細胞培養は手間のかかる作業です。高度に専門的なプロセスのため、特定の由来の細胞を別の場所で操作する場合、コンタミネーションから増殖不振まで失敗の可能性は多岐にわたります。
一方で、素晴らしい成果もあげています。接着細胞培養実験は、100年以上も前から、現代医学の中でいくつもの画期的な進歩に寄与し、がんなどの疾患に対する理解促進や、安全で有効な治療法の開発支援につながっています。
幸いなことに、in vitro培養の先駆者Ross Harrison氏が、ガラスのスライド上でカエルの組織を分析していた1900年代初頭に比べれば、現在の培養に関する知識ははるかに豊かになっています。本ガイドでは、細胞の播種、拡大培養、回収などの培養法を始め、生体細胞を相手に格闘してきた100年以上の歴史から得られた細胞培養の基本をご紹介します。
凍結保存状態からの細胞播種
培養細胞株を購入する場合、製品は長期的な細胞生存率の維持を目的に凍結保存された状態で提供されます。この状態の細胞を播種するには、まず凍結融解が必要になります。ただし、たとえ早く融解できるとしても、急な融解は禁物。それでも、この重要なステップが往々にして急ぎで進められ、ときにはないがしろにされることもあります。これではコンタミネーションのリスクが生じ、細胞に必要とされる良好な無菌状態を最初から確保できないことになります。
細胞播種プロセスの正しい方法をご紹介します。
- 実験用品・消耗品の準備:凍結保存バイアル、温水を満たしたビーカーかウォーターバス、あらかじめ平衡化した培地の入ったフラスコが必要です。また、細胞を遠心してDMSOなどの凍結保護剤を取り除く場合は、培地を満たしたコニカルバイアルも必要になります。

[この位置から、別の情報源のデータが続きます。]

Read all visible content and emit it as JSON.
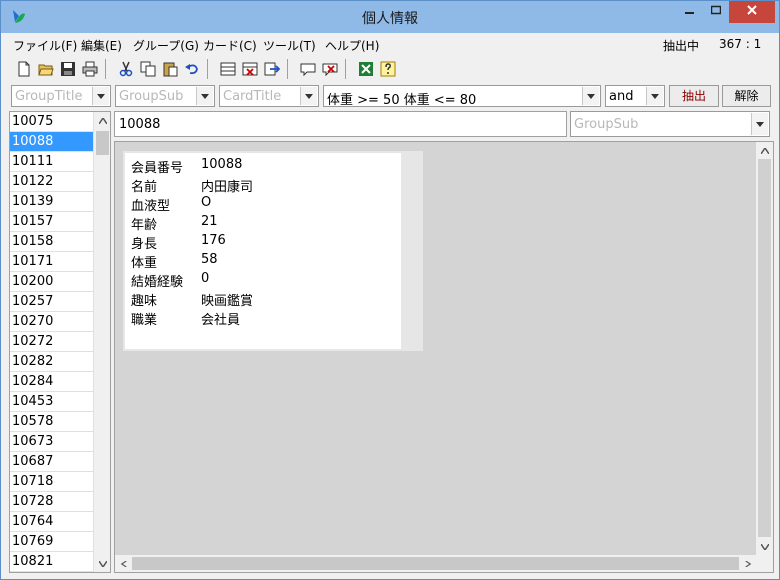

- バイアルの加温:ビーカーに張った温水の中に凍結保存バイアルをつけ、静かに回すように振りながら、中身がほぼ融解状態になるのを待ちます。次に、バイアルをアルコールワイプできれいに拭き、コンタミネーションのリスクを抑えます。
- 細胞の播種:クライオバイアルからピペットで細胞を取り出し、フラスコに移します。次にフラスコの溶液をピペット操作で混合し、播種しやすい環境にします。これで細胞の融解、移し替えが終わり、インキュベート(または遠心によるDMSO除去)の準備が整うことになります。